Comparison of different methods for measuring the superoxide radical by EPR spectroscopy in buffer, cell lysates and cells.

As superoxide anion is of keen interest in biomedical research, it is highly desirable to have a technique allowing its detection sensitively and specifically in biological media. If electron paramagnetic resonance (EPR) techniques and probes have been individually described in the literature, there is actually no comparison of these techniques in the same conditions that may help guiding researchers for selecting the most appropriate approach.

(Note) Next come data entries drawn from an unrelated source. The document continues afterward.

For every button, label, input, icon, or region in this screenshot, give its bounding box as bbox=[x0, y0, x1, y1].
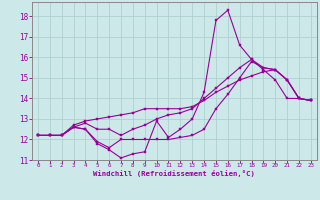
X-axis label: Windchill (Refroidissement éolien,°C): Windchill (Refroidissement éolien,°C) bbox=[93, 170, 255, 177]
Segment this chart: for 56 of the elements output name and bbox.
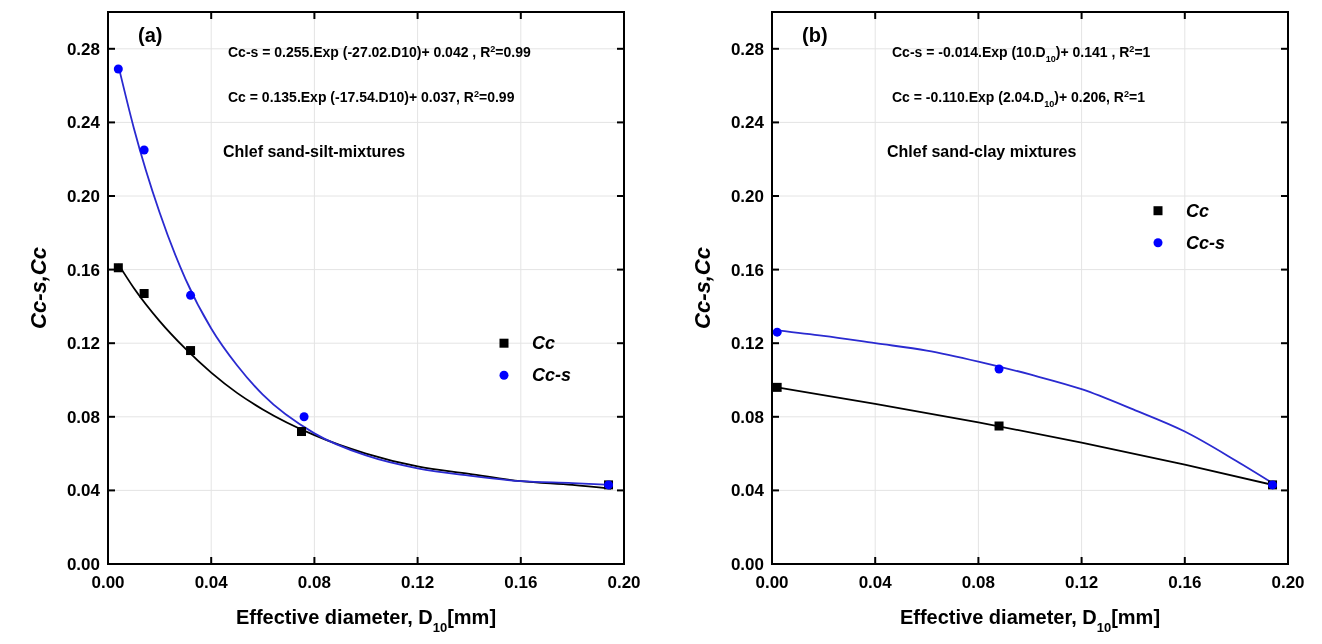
point xyxy=(139,145,149,155)
y-tick-label: 0.12 xyxy=(730,334,764,354)
y-tick-label: 0.20 xyxy=(730,187,764,206)
y-tick-label: 0.04 xyxy=(66,481,101,501)
point xyxy=(994,421,1004,431)
x-tick-label: 0.00 xyxy=(91,573,125,592)
annotation: Cc-s = -0.014.Exp (10.D$_{10}$)+ 0.141 , R$^{2}$=1 xyxy=(892,44,1151,64)
annotation: Cc-s = 0.255.Exp (-27.02.D10)+ 0.042 , R$^{2}$=0.99 xyxy=(228,44,531,60)
annotation: Cc = -0.110.Exp (2.04.D$_{10}$)+ 0.206, R$^{2}$=1 xyxy=(892,89,1146,109)
y-tick-label: 0.00 xyxy=(66,555,100,574)
y-tick-label: 0.16 xyxy=(730,260,764,280)
x-axis-title: Effective diameter, D$_{10}$[mm] xyxy=(235,606,497,635)
y-tick-label: 0.04 xyxy=(730,481,765,501)
legend-label: Cc-s xyxy=(532,365,572,386)
point xyxy=(772,382,782,392)
x-tick-label: 0.16 xyxy=(504,573,538,592)
annotation: Cc = 0.135.Exp (-17.54.D10)+ 0.037, R$^{2}$=0.99 xyxy=(228,89,515,105)
x-tick-label: 0.20 xyxy=(607,573,641,592)
y-axis-title: Cc-s,Cc xyxy=(690,247,715,329)
point xyxy=(186,346,196,356)
y-tick-label: 0.24 xyxy=(730,113,765,133)
y-tick-label: 0.28 xyxy=(66,39,100,59)
point xyxy=(297,427,306,437)
x-tick-label: 0.04 xyxy=(858,573,893,592)
x-tick-label: 0.20 xyxy=(1271,573,1305,592)
x-tick-label: 0.08 xyxy=(297,573,331,592)
legend-label: Cc xyxy=(532,333,556,354)
annotation: Chlef sand-silt-mixtures xyxy=(223,143,406,160)
y-tick-label: 0.20 xyxy=(66,187,100,206)
x-tick-label: 0.04 xyxy=(194,573,229,592)
x-axis-title: Effective diameter, D$_{10}$[mm] xyxy=(899,606,1161,635)
y-tick-label: 0.08 xyxy=(66,407,100,427)
point xyxy=(113,263,123,273)
y-tick-label: 0.12 xyxy=(66,334,100,354)
y-tick-label: 0.00 xyxy=(730,555,764,574)
point xyxy=(994,364,1004,374)
x-tick-label: 0.16 xyxy=(1168,573,1202,592)
y-tick-label: 0.16 xyxy=(66,260,100,280)
annotation: (b) xyxy=(802,24,828,46)
x-tick-label: 0.08 xyxy=(961,573,995,592)
annotation: (a) xyxy=(138,24,163,46)
y-tick-label: 0.28 xyxy=(730,39,764,59)
annotation: Chlef sand-clay mixtures xyxy=(887,143,1077,160)
point xyxy=(299,412,309,422)
x-tick-label: 0.12 xyxy=(1065,573,1099,592)
legend-label: Cc-s xyxy=(1186,232,1226,253)
point xyxy=(772,327,782,337)
point xyxy=(113,64,123,74)
x-tick-label: 0.12 xyxy=(401,573,435,592)
y-axis-title: Cc-s,Cc xyxy=(26,247,51,329)
x-tick-label: 0.00 xyxy=(755,573,789,592)
point xyxy=(139,289,149,299)
legend-label: Cc xyxy=(1186,200,1210,221)
y-tick-label: 0.08 xyxy=(730,407,764,427)
y-tick-label: 0.24 xyxy=(66,113,101,133)
point xyxy=(186,290,196,300)
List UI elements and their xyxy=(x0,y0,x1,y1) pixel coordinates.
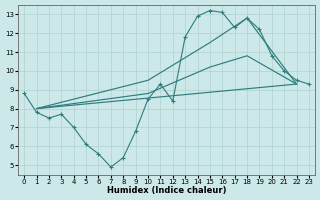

The aim of the present study was to compare different EPR strategies in terms of sensitivity and specificity to detect superoxide (vs. hydroxyl radical). Three main classes of EPR probes were used, including paramagnetic superoxide scavengers (such as nitroxides TEMPOL and mitoTEMPO as well as trityl CT-03), a spin trap (DIPPMPO), and diamagnetic superoxide scavengers (such as cyclic hydroxylamines CMH and mitoTEMPO-H). We analysed the reactivity of the different probes in the presence of a constant production of superoxide or hydroxyl radical in buffers and in cell lysates. We also assessed the performances of the different probes to detect superoxide produced by RAW264.7 macrophages stimulated by phorbol 12-myristate 13-acetate. In our conditions and models, we found that nitroxides were not specific for superoxide. CT-03 was specific, but the sensitivity of detection was low. Comparatively, we found that nitrone DIPPMPO and cyclic hydroxylamine CMH were good candidates to sensitively and specifically detect superoxide in complex biological media, CMH offering the best sensitivity.